DataSheet_1_Development of a Novel Multi-Epitope Vaccine Against Crimean-Congo Hemorrhagic Fever Virus: An Integrated Reverse Vaccinology, Vaccine Informatics and Biophysics Approach.docx

Crimean-Congo hemorrhagic fever (CCHF) is a highly severe and virulent viral disease of zoonotic origin, caused by a tick-born CCHF virus (CCHFV). The virus is endemic in many countries and has a mortality rate between 10% and 40%. As there is no licensed vaccine or therapeutic options available to treat CCHF, the present study was designed to focus on application of modern computational approaches to propose a multi-epitope vaccine (MEV) expressing antigenic determinants prioritized from the CCHFV genome. Integrated computational analyses revealed the presence of 9 immunodominant epitopes from Nucleoprotein (N), RNA dependent RNA polymerase (RdRp), Glycoprotein N (Gn/G2), and Glycoprotein C (Gc/G1). Together these epitopes were observed to cover 99.74% of the world populations. The epitopes demonstrated excellent binding affinity for the B- and T-cell reference set of alleles, the high antigenic potential, non-allergenic nature, excellent solubility, zero percent toxicity and interferon-gamma induction potential. The epitopes were engineered into an MEV through suitable linkers and adjuvating with an appropriate adjuvant molecule. The recombinant vaccine sequence revealed all favorable physicochemical properties allowing the ease of experimental analysis in vivo and in vitro. The vaccine 3D structure was established ab initio. Furthermore, the vaccine displayed excellent binding affinity for critical innate immune receptors: TLR2 (−14.33 kcal/mol) and TLR3 (−6.95 kcal/mol). Vaccine binding with these receptors was dynamically analyzed in terms of complex stability and interaction energetics. Finally, we speculate the vaccine sequence reported here has excellent potential to evoke protective and specific immune responses subject to evaluation of downstream experimental analysis.

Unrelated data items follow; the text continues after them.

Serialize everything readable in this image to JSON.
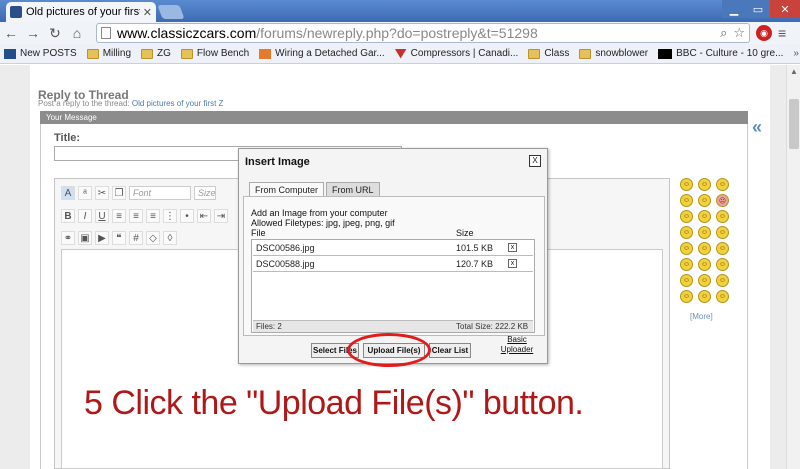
{
  "browser": {
    "tab_title": "Old pictures of your first Z - |",
    "url_host": "www.classiczcars.com",
    "url_rest": "/forums/newreply.php?do=postreply&t=51298",
    "bookmarks": [
      "New POSTS",
      "Milling",
      "ZG",
      "Flow Bench",
      "Wiring a Detached Gar...",
      "Compressors | Canadi...",
      "Class",
      "snowblower",
      "BBC - Culture - 10 gre..."
    ]
  },
  "page": {
    "heading": "Reply to Thread",
    "sub_prefix": "Post a reply to the thread:",
    "sub_link": "Old pictures of your first Z",
    "panel_header": "Your Message",
    "title_label": "Title:",
    "font_select": "Font",
    "size_select": "Size",
    "smilies_more": "[More]"
  },
  "dialog": {
    "title": "Insert Image",
    "close": "X",
    "tabs": [
      "From Computer",
      "From URL"
    ],
    "line1": "Add an Image from your computer",
    "line2": "Allowed Filetypes: jpg, jpeg, png, gif",
    "col_file": "File",
    "col_size": "Size",
    "files": [
      {
        "name": "DSC00586.jpg",
        "size": "101.5 KB"
      },
      {
        "name": "DSC00588.jpg",
        "size": "120.7 KB"
      }
    ],
    "files_count": "Files: 2",
    "total_size": "Total Size: 222.2 KB",
    "select_files": "Select Files",
    "upload_files": "Upload File(s)",
    "clear_list": "Clear List",
    "basic_uploader": "Basic Uploader"
  },
  "instruction": "5 Click the \"Upload File(s)\" button.",
  "colors": {
    "annotation": "#b01818",
    "highlight": "#e01d1d",
    "link": "#4b7aa8"
  }
}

克里米亚-刚果出血热（Crimean-Congo hemorrhagic fever, CCHF）是一种由蜱传播的克里米亚-刚果出血热病毒（CCHFV）引发的烈性高致病人畜共患病毒性疾病。该病毒在多个国家呈地方性流行，病死率介于10%至40%之间。由于目前尚无获批上市的疫苗或治疗手段用于克里米亚-刚果出血热的防控，本研究旨在应用现代计算生物学方法，开发一款多表位疫苗（multi-epitope vaccine, MEV），其抗原表位源自CCHFV基因组并经过优先级筛选。整合的计算分析结果显示，从核蛋白（Nucleoprotein, N）、RNA依赖RNA聚合酶（RNA dependent RNA polymerase, RdRp）、糖蛋白N（Glycoprotein N, Gn/G2）以及糖蛋白C（Glycoprotein C, Gc/G1）中共筛选得到9个免疫优势表位。上述表位的覆盖范围可达全球99.74%的人群。该系列表位对B细胞与T细胞参考等位基因集展现出优异的结合亲和力，同时具备高抗原性、非致敏性、良好的可溶性、零毒性以及诱导干扰素-γ产生的潜能。研究人员通过合适的连接肽将这些表位进行拼接，并辅以恰当的佐剂分子构建得到多表位疫苗。该重组疫苗序列具备所有理想的理化特性，可便捷开展体内（in vivo）与体外（in vitro）实验验证。本研究通过从头建模方法解析了该疫苗的三维结构。进一步分析显示，该疫苗可与关键先天免疫受体Toll样受体2（TLR2，结合自由能为-14.33 kcal/mol）与Toll样受体3（TLR3，结合自由能为-6.95 kcal/mol）实现高效结合。研究团队针对该疫苗与受体形成的复合物的稳定性及相互作用能开展了动态结合分析。最后，本研究推测本次报道的疫苗序列具备引发保护性特异性免疫应答的巨大潜力，有待后续实验研究进一步验证。